Bring it on. As members of the media that is all we can say about this Van Gaal appointment. While David Moyes meekly seemed to try and appease everybody (and ended up pleasing nobody) while at Old Trafford, Van Gaal will waltz into Old Trafford with a completely different attitude. He will say what he thinks, unapologetically, and it will be up to everybody else to deal with him, not the other way round. Finally we have an ego in the Premier League to match Mourinho's and their rivalry should be fascinating to watch. Whether their friendship remains in-tact is another thing. Add these two egos to the serene Manuel Pellegrini, the soundbite machine Brendan Rodgers, the professor Arsene Wenger, the all-round nice guy Roberto Martinez and whomever Tottenham bring-in and you have a fascinating cast of characters ready to roll at the top of the Premier League next season. We can't wait.
WHAT HAPPENS NEXT
According to newspaper reports, Van Gaal has been given a war chest of £150m-£200m to rebuild the Manchester United squad. He has clearly already given a list of names to Ed Woodward to go out and sign and the chief executive will be busy trying to strike deals while Van Gaal takes charge of the Netherlands at the World Cup. Amongst the players linked in Tuesday's papers include: Toni Kroos, Mats Hummels, Arjen Robben, Cesc Fabregas, Mario Mandzukic, Holger Badstuber and Luke Shaw. Eurobot is certainly going to be busy when he gets rebooted after the World Cup.
WHAT THE MEDIA ARE SAYING
Daniel McDonnell (The Daily Mirror): A club like Manchester United demands a serial winner at the helm, an uber coach of stature who commands respect for his reputation and achievements, something Moyes lacked, despite his laudable efforts in helping Everton punch above their weight for a decade. Van Gaal, however, fits the bill perfectly, an elder statesman of European football whose CV is, like the man himself, bullish and pretty much a blueprint for success, given the roll-call of honours he has amassed in whichever country he has managed. Humility may not be a trait with which van Gaal is familiar, his supreme self-confidence often perceived as arrogance, but United need such a figure to guide them back to the top after a season of humiliating indignity, one that stripped them of their swagger and left them exposed and vulnerable without Ferguson tearing into them on the training pitch, on the touchline and in the dressing-room.

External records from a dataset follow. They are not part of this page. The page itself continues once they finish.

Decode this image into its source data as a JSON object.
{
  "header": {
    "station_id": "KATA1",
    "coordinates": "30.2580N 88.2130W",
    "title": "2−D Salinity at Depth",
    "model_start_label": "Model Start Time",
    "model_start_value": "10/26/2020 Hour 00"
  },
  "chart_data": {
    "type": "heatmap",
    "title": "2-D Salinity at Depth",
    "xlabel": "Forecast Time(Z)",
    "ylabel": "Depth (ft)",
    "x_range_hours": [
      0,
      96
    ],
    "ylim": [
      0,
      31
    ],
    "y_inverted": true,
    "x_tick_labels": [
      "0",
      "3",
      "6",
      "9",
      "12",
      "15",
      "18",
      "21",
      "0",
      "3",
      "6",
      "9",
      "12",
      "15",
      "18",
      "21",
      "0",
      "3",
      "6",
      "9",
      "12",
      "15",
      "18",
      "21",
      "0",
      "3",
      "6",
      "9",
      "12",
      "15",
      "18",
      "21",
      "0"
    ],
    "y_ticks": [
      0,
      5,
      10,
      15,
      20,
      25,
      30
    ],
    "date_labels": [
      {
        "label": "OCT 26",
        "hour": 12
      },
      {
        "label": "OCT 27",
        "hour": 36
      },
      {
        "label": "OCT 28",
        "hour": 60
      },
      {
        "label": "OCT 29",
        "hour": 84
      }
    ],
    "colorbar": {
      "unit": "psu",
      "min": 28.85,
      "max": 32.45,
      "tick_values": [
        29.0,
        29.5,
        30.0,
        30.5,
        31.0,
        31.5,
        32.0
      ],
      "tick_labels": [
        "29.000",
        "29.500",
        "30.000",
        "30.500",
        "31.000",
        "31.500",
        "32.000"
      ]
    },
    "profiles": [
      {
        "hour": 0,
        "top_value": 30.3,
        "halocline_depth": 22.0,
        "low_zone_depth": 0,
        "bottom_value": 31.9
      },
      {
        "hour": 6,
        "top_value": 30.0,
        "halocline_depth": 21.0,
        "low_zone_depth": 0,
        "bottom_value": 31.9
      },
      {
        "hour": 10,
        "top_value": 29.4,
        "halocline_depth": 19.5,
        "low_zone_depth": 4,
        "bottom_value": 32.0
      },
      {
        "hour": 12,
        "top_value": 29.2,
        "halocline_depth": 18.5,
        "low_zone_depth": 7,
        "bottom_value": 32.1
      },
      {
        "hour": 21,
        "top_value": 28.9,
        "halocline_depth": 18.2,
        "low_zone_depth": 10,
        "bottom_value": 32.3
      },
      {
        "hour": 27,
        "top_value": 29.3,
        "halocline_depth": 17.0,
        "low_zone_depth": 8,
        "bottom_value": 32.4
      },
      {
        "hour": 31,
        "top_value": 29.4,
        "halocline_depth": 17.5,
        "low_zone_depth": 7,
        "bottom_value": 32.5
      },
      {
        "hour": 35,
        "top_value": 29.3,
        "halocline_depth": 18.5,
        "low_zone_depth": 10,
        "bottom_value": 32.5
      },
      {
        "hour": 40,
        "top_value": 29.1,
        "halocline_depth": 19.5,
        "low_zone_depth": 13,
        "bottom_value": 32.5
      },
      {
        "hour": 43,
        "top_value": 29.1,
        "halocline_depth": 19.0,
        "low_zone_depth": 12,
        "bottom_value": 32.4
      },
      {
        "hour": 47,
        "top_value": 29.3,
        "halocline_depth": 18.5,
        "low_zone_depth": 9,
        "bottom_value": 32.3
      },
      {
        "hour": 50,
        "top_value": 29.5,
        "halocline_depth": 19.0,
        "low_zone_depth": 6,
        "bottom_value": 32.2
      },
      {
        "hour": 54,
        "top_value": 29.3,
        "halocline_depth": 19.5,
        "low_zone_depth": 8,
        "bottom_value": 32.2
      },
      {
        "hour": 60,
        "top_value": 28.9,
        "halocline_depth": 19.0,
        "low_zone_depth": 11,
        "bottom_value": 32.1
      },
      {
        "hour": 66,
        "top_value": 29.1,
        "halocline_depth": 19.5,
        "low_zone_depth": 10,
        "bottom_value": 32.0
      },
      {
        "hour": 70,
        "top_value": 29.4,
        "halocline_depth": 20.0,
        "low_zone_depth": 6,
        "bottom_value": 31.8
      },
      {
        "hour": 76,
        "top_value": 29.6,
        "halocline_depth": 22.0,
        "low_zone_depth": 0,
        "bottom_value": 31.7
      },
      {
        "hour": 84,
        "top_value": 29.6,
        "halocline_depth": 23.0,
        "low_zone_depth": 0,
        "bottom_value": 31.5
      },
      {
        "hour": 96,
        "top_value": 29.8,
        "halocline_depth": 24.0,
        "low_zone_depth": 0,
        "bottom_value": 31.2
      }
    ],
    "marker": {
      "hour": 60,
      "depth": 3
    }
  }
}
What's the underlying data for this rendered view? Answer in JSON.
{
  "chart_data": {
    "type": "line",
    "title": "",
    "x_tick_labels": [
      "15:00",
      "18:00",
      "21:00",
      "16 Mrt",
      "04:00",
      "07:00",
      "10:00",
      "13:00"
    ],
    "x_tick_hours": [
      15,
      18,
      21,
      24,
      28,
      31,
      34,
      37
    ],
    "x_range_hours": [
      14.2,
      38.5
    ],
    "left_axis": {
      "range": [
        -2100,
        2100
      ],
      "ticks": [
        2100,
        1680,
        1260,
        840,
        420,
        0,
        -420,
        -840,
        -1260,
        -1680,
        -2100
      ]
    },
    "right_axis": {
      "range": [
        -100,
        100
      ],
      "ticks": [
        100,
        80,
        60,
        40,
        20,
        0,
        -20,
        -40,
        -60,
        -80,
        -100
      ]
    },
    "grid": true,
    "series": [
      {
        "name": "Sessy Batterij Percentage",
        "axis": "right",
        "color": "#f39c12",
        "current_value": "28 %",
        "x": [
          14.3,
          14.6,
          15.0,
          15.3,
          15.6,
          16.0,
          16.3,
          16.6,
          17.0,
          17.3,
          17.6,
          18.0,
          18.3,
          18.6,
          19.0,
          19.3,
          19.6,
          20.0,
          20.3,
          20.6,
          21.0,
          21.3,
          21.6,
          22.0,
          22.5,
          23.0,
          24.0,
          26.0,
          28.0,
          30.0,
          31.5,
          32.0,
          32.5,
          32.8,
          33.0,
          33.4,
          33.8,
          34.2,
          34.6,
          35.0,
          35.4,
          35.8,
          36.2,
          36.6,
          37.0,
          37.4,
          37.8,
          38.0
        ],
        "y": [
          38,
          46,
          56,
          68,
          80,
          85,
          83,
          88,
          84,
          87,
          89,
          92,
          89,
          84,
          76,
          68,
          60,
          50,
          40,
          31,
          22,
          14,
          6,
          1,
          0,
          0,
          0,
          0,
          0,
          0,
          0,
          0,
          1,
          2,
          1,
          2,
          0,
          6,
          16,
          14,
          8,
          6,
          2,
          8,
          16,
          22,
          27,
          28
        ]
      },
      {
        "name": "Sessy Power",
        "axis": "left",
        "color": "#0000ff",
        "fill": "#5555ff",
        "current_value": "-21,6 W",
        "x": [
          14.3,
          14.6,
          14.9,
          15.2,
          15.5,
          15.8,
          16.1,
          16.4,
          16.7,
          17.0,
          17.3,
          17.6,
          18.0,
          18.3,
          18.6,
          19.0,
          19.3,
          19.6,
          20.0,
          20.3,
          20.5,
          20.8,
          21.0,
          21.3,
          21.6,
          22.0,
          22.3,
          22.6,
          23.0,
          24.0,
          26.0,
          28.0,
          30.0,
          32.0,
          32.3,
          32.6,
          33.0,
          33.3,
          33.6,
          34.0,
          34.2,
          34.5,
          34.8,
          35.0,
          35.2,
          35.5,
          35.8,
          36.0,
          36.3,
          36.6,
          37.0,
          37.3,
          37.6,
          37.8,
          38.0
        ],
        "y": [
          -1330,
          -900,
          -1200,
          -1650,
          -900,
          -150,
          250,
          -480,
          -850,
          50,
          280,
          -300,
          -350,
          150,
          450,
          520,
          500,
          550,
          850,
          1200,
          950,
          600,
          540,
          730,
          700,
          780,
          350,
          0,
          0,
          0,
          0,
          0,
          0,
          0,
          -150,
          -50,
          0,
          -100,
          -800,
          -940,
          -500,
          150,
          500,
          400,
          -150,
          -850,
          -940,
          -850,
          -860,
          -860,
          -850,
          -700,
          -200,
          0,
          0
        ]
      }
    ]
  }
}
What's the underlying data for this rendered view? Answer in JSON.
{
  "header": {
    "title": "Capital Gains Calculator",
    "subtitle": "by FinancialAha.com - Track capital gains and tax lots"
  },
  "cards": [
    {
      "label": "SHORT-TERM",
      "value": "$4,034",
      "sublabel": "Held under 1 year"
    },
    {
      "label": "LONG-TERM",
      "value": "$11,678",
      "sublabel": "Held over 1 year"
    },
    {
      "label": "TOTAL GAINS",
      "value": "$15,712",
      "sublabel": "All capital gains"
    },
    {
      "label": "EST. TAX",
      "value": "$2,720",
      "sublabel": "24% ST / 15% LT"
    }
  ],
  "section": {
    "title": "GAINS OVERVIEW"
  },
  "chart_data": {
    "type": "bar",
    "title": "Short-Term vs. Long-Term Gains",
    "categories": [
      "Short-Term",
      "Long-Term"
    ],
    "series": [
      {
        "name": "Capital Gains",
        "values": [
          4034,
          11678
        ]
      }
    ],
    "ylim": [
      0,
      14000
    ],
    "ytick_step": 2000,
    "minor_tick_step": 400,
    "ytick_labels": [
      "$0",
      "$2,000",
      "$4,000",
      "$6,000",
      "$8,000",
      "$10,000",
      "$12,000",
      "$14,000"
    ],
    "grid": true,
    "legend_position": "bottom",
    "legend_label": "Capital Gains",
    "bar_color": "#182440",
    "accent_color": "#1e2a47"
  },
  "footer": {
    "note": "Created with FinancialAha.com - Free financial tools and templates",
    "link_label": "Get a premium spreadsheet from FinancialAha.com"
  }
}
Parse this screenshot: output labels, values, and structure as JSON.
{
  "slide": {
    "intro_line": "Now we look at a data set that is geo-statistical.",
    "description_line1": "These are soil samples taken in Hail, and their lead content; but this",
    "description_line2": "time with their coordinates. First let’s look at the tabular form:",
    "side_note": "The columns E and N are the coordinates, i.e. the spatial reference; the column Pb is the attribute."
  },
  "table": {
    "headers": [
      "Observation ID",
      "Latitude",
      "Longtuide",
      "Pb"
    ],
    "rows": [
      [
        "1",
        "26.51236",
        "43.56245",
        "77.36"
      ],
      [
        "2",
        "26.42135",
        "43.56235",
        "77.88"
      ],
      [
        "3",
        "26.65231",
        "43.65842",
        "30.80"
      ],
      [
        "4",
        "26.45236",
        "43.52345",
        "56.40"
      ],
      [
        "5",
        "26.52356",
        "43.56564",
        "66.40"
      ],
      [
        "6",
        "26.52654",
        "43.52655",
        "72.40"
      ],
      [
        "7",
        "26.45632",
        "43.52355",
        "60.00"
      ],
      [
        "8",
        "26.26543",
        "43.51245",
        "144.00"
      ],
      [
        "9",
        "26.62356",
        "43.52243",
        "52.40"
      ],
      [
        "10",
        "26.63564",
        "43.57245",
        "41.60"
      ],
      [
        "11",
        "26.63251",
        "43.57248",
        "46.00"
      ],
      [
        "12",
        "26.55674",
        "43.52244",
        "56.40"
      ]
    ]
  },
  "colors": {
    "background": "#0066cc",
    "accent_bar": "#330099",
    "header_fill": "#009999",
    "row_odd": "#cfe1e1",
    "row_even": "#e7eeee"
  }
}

Barney Ronay (The Guardian): There is a cartoonish element to the details of the Van Gaal myth – here he comes, this wild-eyed Don Quixote, gripped by the unreconciled obsessions of extreme discipline and creative attacking football – then this is also a deadly serious business for the world's most indebted football club, fatigued by the prospect of a season outside the elite and in real need of a post-Ferguson sense of direction. United have never had a foreign manager, the Irishman Frank O'Farrell aside. They have never appointed a manager anywhere near Van Gaal's 62 years of age. So why this one? The obvious answer is that Van Gaal represents, in outline, the complete opposite of his predecessor. Indeed, from a distance it is tempting to conclude United have been swayed a little by the managerial rotation inflicted on the England team: foreign doesn't work, go English; nice doesn't work, go nasty. Moyes offered trophyless continuity with the promise of a long stay. And received opinion seems to be that Van Gaal represents the anti-David Moyes, not so much continuity or longevity, but a gold-standard track record and a sense of playing once again with the big boys.